Cette rigueur paie aussi sur le terrain réglementaire. Pour des cas d’usage sensibles — crédit, assurance, lutte contre la fraude, recouvrement —, documenter la logique, tester avant déploiement, tracer chaque exécution et fournir l’explication associée n’est pas un confort d’architecte : c’est la voie la plus directe pour passer les audits et démontrer la conformité. « Les entreprises sont obligées, parfois par la loi, d’expliquer pourquoi une décision a été prise », rappelle Stéphane Méry. D’un point de vue industriel, extraire les règles du code applicatif pour les rendre éditables par le métier (no/low-code) change aussi l’économie des projets : on ne reprogramme plus, on règle — et on mesure l’effet des changements sur des KPI de churn, d’acceptation, de marge ou de sinistralité. IBM pousse d’ailleurs cette logique jusqu’au suivi opérationnel, en alignant le décisionnel sur des tableaux de bord qui rendent le feedback loop enfin actionnable.

« Avec les vieux pots, on fait les meilleures soupes »

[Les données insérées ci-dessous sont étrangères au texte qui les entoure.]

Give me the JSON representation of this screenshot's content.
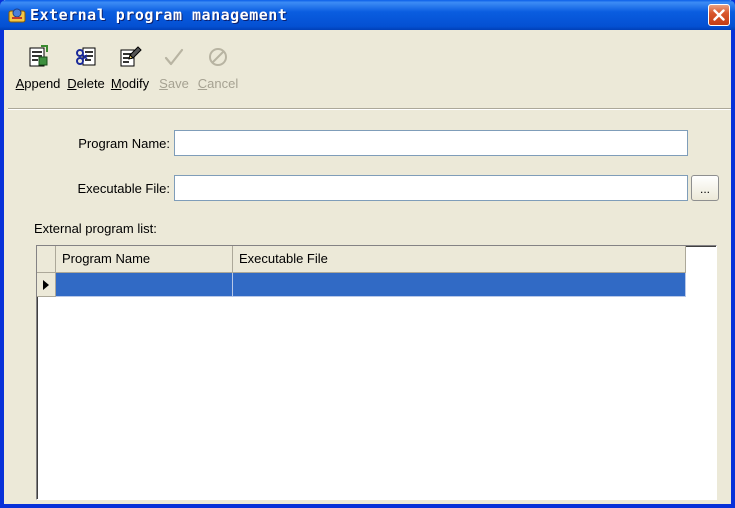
{
  "window": {
    "title": "External program management"
  },
  "toolbar": {
    "buttons": [
      {
        "accel": "A",
        "rest": "ppend",
        "icon": "append-icon",
        "enabled": true
      },
      {
        "accel": "D",
        "rest": "elete",
        "icon": "delete-icon",
        "enabled": true
      },
      {
        "accel": "M",
        "rest": "odify",
        "icon": "modify-icon",
        "enabled": true
      },
      {
        "accel": "S",
        "rest": "ave",
        "icon": "checkmark-icon",
        "enabled": false
      },
      {
        "accel": "C",
        "rest": "ancel",
        "icon": "cancel-icon",
        "enabled": false
      }
    ]
  },
  "form": {
    "program_name_label": "Program Name:",
    "program_name_value": "",
    "executable_file_label": "Executable File:",
    "executable_file_value": "",
    "browse_label": "..."
  },
  "list": {
    "caption": "External program list:",
    "columns": [
      "Program Name",
      "Executable File"
    ],
    "rows": [
      {
        "program_name": "",
        "executable_file": "",
        "selected": true
      }
    ]
  },
  "colors": {
    "selection": "#316ac5",
    "titlebar": "#0a5de0",
    "close_button": "#d9582e"
  }
}
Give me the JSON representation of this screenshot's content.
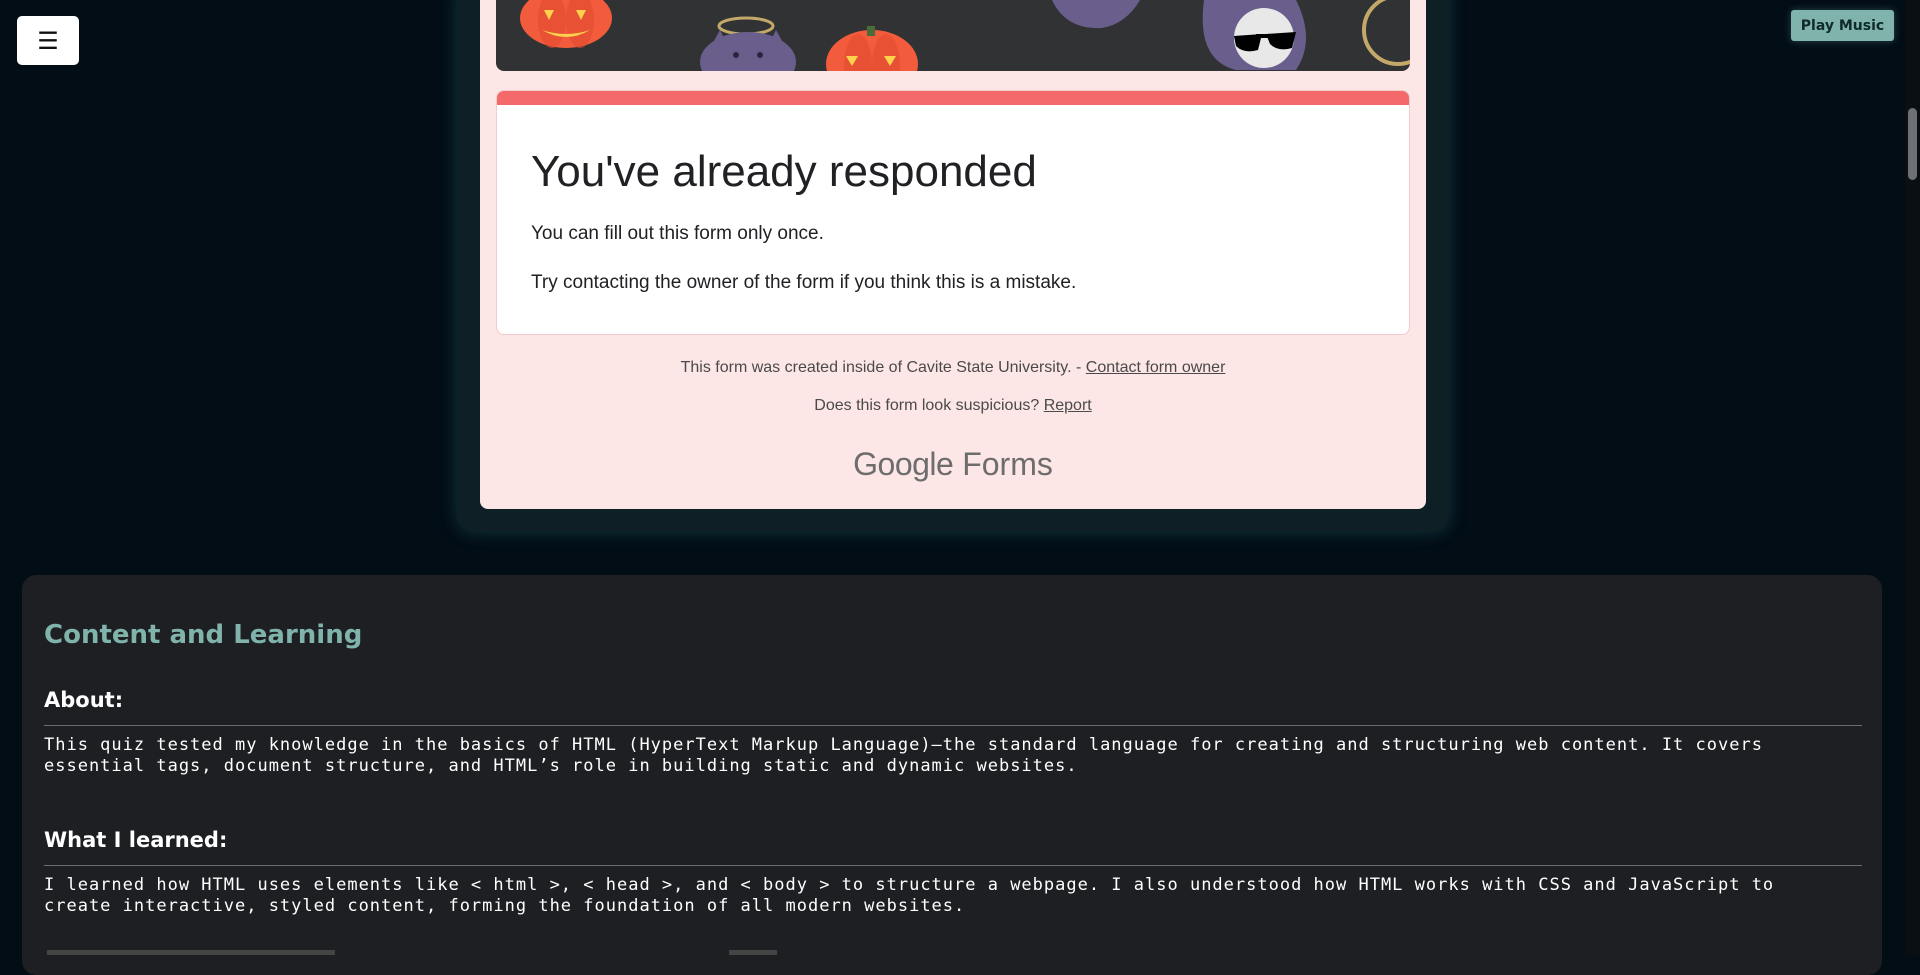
{
  "header": {
    "menu_icon": "☰",
    "play_music_label": "Play Music"
  },
  "form": {
    "title": "You've already responded",
    "line1": "You can fill out this form only once.",
    "line2": "Try contacting the owner of the form if you think this is a mistake.",
    "footer_text": "This form was created inside of Cavite State University. - ",
    "contact_link": "Contact form owner",
    "suspicious_text": "Does this form look suspicious? ",
    "report_link": "Report",
    "brand_google": "Google",
    "brand_forms": "Forms"
  },
  "content": {
    "title": "Content and Learning",
    "about_heading": "About:",
    "about_text": "This quiz tested my knowledge in the basics of HTML (HyperText Markup Language)—the standard language for creating and structuring web content. It covers essential tags, document structure, and HTML’s role in building static and dynamic websites.",
    "learned_heading": "What I learned:",
    "learned_text": "I learned how HTML uses elements like < html >, < head >, and < body > to structure a webpage. I also understood how HTML works with CSS and JavaScript to create interactive, styled content, forming the foundation of all modern websites."
  },
  "colors": {
    "page_bg": "#020d16",
    "accent": "#7fb3ac",
    "form_bg": "#fde6e6",
    "form_stripe": "#f46a6a",
    "section_bg": "#1d1f22"
  },
  "icons": [
    "menu-icon",
    "pumpkin-icon",
    "ghost-icon",
    "cat-angel-icon",
    "sunglasses-ghost-icon"
  ]
}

Le plus intéressant, peut-être, tient à cette articulation entre modernité et tradition. « Avec les vieux pots, on fait les meilleures soupes », sourit Stéphane Méry, en assumant le retour en grâce d’une IA symbolique que l’on disait ringarde : systèmes experts, moteurs à base de règles, algorithmes d’optimisation. La modernité n’est pas de les remplacer, mais de les composer avec le meilleur des LLM et du ML — extraction ici, scoring là — pour livrer des décisions précises, explicables, rejouables en production. Et rapides, aussi : « On prend des décisions en quelques millisecondes sur CPU », rappelle-t-il, là où des inférences massives de LLM exigeraient des grappes de GPU pour des résultats… moins sûrs.

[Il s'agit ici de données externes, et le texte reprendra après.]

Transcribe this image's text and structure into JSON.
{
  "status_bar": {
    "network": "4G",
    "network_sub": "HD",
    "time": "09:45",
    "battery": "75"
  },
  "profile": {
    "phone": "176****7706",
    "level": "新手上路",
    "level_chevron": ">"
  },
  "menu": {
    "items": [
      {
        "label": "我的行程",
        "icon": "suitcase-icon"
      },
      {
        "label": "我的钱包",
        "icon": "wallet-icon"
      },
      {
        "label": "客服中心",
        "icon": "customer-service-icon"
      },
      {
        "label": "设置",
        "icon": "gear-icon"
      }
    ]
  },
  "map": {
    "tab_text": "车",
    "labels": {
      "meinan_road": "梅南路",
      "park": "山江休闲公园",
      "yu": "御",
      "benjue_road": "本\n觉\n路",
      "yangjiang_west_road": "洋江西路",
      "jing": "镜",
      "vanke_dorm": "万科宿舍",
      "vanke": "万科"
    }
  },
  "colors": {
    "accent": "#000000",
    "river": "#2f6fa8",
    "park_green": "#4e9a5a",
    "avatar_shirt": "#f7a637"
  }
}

L’humain doit rester dans la boucle

Reste l’horizon. Tout le monde rêve d’un système qui ajuste sa logique en continu, en fonction du marché, de la pression concurrentielle ou de l’évolution des risques. Stéphane Méry tempère : la cible est crédible, mais l’humain doit rester dans la boucle — pour fixer les objectifs, contrôler, amender. La bonne démarche, côté DSI, est d’une simplicité désarmante : cartographier vos décisions critiques ; sortir les règles du code et les confier aux métiers dans un modèle gouverné et testable ; cantonner les LLM à ce qu’ils font de mieux ; instrumenter la boucle de retour avec des KPI acceptés par tous. « Le domaine de la decision intelligence, c’est remettre la décision au cœur du débat », dit-il encore. On ne « fait pas tourner un modèle » ; on conçoit un système de décision.

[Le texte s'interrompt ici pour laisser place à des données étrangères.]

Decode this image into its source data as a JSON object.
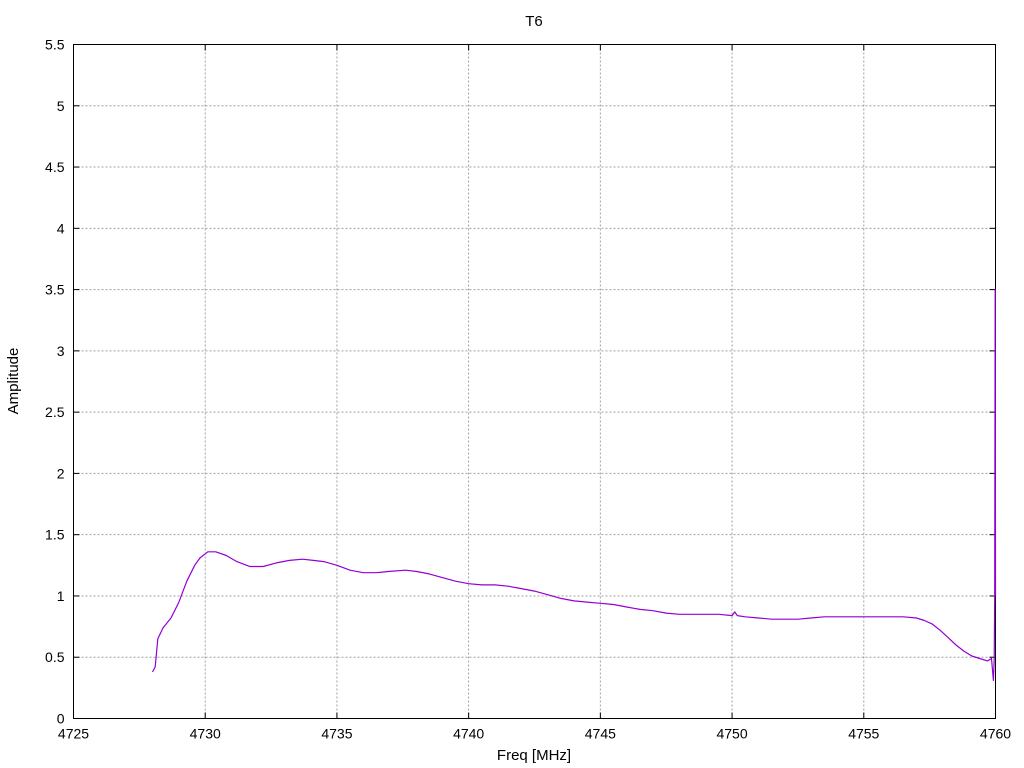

Que l’on parle crédit, litiges, remises ou fraude, la promesse est moins spectaculaire qu’un chatbot lyrique — mais infiniment plus utile pour des organisations qui n’ont plus le luxe de « débrancher » leurs expérimentations. Les LLM accélèrent. Les règles décident. Entre les deux, la chaîne RPA orchestre et documente. C’est peut-être cela, la véritable modernité : une IA qui ne cherche pas à briller, mais à tenir ses promesses.